Tony bonanno: Horse of the Sea reviewHorse of the Sea

“This is a book about horses, of course. Those magnificent white horses indigenous to the Camargue area of Southern France. Living wild in the tough milieu of the Camargue wetlands and marshes, these animals have, over centuries, developed the endurance, toughness and quickness for which they are known today.” From the Foreword by Baron Wolman 2019 (1937-2020)

What better way to begin a book about horses than to provide a backdrop to their existence. The Horse of the Sea, by Tony Bonanno, is a fitting tribute to those stunning survivors. I am fortunate enough to have viewed them up close, a few years back. The images in this book are as powerful as if you were viewing them in person: muscles straining and taught, running free and unbridled.

I have known Tony for many years and consider him a friend of passion, dedication and pursuit. No matter his topic, it is followed by those three guidelines. A much sought-after photographer for commercial work, he is well suited for the fine art arena because no matter the subject he looks at it as if it were a piece of art. And, of course, his art is hanging on many walls of homes around the world, as well as in numerous museums.

Not simply a visiting tourist who wants to bring an image of a horse back home, Tony has immersed himself in the centuries-old culture all that keeps the legend of the Camargue Horse alive: the Gardians, the Bulls and Cattle, and even the Camargue Cross.

The Horse: “The Camargue Horse is an ancient breed and probably existed in the region since prehistoric times. Some experts suggest the breed is very similar in appearance to the horses depicted in prehistoric cave paintings in France.”

The Gardians (right): “The Gardians are the “keepers” of the Camargue Horse. It is a culture that goes back hundreds of years in this region of France. The Gardian and their herders are responsible for managing the semi-feral herds and ensuring the purity of the breed and the protection of the herds. The breed is protected by French law.”

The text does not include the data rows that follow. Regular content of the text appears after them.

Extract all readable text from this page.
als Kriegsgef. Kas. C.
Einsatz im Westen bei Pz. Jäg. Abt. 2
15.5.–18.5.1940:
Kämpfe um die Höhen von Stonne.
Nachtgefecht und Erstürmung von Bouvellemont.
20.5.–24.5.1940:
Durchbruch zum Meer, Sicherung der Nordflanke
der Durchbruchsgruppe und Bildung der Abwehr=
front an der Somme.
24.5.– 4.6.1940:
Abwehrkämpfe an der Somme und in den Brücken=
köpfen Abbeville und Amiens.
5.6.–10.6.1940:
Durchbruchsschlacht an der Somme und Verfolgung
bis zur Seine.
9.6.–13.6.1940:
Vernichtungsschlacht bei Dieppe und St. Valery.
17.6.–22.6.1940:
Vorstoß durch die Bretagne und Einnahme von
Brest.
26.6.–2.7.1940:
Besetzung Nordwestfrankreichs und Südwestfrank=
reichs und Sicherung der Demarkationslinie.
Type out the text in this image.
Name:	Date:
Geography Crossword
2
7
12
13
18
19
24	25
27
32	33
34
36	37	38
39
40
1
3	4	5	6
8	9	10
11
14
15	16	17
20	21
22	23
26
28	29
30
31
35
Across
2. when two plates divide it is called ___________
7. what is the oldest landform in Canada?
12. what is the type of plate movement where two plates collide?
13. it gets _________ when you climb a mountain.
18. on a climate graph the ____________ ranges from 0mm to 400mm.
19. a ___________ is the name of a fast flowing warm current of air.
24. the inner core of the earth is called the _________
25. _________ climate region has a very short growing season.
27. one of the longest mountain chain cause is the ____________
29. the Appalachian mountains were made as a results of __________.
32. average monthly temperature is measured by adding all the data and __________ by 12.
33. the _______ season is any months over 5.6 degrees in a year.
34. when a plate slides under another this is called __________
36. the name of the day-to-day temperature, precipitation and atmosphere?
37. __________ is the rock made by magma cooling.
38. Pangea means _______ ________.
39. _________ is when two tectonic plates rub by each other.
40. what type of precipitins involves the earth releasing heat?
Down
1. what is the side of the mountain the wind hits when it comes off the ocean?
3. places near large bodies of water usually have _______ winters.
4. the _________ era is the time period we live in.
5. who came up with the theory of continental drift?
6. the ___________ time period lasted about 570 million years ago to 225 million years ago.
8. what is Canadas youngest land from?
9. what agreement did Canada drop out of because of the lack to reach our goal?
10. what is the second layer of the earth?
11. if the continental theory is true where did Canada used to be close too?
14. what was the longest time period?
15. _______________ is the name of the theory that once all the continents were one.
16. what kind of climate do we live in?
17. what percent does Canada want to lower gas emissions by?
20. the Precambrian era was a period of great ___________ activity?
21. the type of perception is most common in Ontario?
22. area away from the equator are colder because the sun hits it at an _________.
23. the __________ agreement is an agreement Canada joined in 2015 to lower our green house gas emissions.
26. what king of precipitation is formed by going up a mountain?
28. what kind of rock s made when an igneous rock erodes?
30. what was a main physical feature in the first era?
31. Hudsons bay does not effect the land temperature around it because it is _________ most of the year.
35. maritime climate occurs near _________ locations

The Bulls & Cattle: “The Gardian and their “herders” are a traditional culture that raise the black Camargue cattle and Camargue bulls that are used in the bull rings of Southern France. The Camargue Horse is the traditional mount of the Gardian and the herders. Most of the Gardians’ herds are part of free roaming manades (ranch herds).”

The Camargue Cross: “The upper end of the Camargue Cross is a three prong fork with trident tips (the tool used by the Gardians), the lower end an anchor (with fish tail tips), and the anchor is topped by a heart. It stands for three cardinal virtues: Faith, Hope and Charity.”

Having a chat with the author, recently, he spoke of the horses with almost a spiritual reverence, one that permeates his whole being.

In his Preface, he writes about the increasing proliferation and growth of tourism in the area that foretells a dimming future for this ancient lifestyle that will affect not only the horses but also the Gardian culture and all that it encapsulates, including saddles and hats and vests, along with trident-tipped staffs and caged stirrups. All still in use just as they were in the 16th century.

If you are a lover of culture, animals, tradition, passion, connections and more, The Horse of the Sea belongs in a revered space in your bookcase. Don’t hide it, however, it is meant to be viewed again and again, as I have done.